We have spent our time visiting various family and friends. We spent a couple days with my cousin Steph in Lawrence, where her husband and my husband thought it would be a good idea to play disc golf and finish off a 6-pack of hard cider in the 99-degree heat all at the same time. We drove down to Newton on Monday to spend a few days with Stuart's parents, who have had a ball playing with Daniel and watching his new trick of avoiding tummy time by simply rolling onto his back. We spent an evening with some of Stuart's relatives, and another evening with some friends of his family that live in the community and were very supportive during their family's time in Africa. I met up with a former music professor who's doing his part for Newton's thriving (well, you know) cultural life by running an arts academy downtown. We spent the 4th of July with my mom's four siblings and their spouses eating lots of food and catching up, having a grand old time even though no one thought to bring fireworks (had my pyro-lovin' cousins been there, that wouldn't have been the case.) We visited some friends from college, including my roommate of two years who recently spent three years doing relief work in the Ukraine.
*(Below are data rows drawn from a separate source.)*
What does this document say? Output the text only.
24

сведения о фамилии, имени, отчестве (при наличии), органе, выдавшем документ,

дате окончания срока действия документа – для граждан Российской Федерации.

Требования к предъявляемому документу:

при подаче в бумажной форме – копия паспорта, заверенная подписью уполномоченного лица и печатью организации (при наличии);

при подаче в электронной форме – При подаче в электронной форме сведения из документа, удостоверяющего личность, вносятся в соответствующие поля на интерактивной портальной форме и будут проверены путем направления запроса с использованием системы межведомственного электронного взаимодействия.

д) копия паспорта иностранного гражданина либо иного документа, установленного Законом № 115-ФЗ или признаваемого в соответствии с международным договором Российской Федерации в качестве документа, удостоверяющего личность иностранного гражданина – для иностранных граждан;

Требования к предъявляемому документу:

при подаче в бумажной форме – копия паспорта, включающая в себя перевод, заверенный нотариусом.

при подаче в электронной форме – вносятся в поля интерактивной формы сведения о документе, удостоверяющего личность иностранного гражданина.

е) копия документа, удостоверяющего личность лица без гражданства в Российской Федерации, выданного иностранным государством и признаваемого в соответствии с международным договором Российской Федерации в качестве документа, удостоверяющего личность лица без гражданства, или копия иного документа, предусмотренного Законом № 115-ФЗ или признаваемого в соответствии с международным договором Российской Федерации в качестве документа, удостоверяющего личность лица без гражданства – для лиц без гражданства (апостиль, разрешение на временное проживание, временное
Daniel did splendidly during all of this, charming the socks off of everyone and making it through the late nights with minimal fussing.

To a more adventurous lot, all this might not sound like fun in the least. After all, we weren't sunning on a beach or climbing up a mountain or sipping exotic cocktails (though we were served beer and wine by a Mennonite pastor). Sight-seeing in Kansas mainly consists of lots of cornfields and cow pastures. But we connected with dear, dear people that we haven't seen in far too long.

Of course, we have grand plans to climb mountains and visit far-off countries and generally see the world. But for now, this was just right.

Monday, July 03, 2006

Some pictures and other things

First of all, as promised, a picture of my new (to me) piano:


Stuart, Daniel and I are in Kansas for a long overdue visit to Stuart's parents and some members of my extended family. Daniel did quite well in the car:




Kansas is in the middle of a drought and temperatures are in the upper 90s every day. You can't walk outside barefoot without cooking your feet on the pavement. It's a bit of a shock after the cool, wet spring we've had in Wisconsin. Thanks to air conditioning, though, we can ignore the unforgiving heat and just stay inside.

Whew, I'm tired. Maybe I'll write some more in a day or two.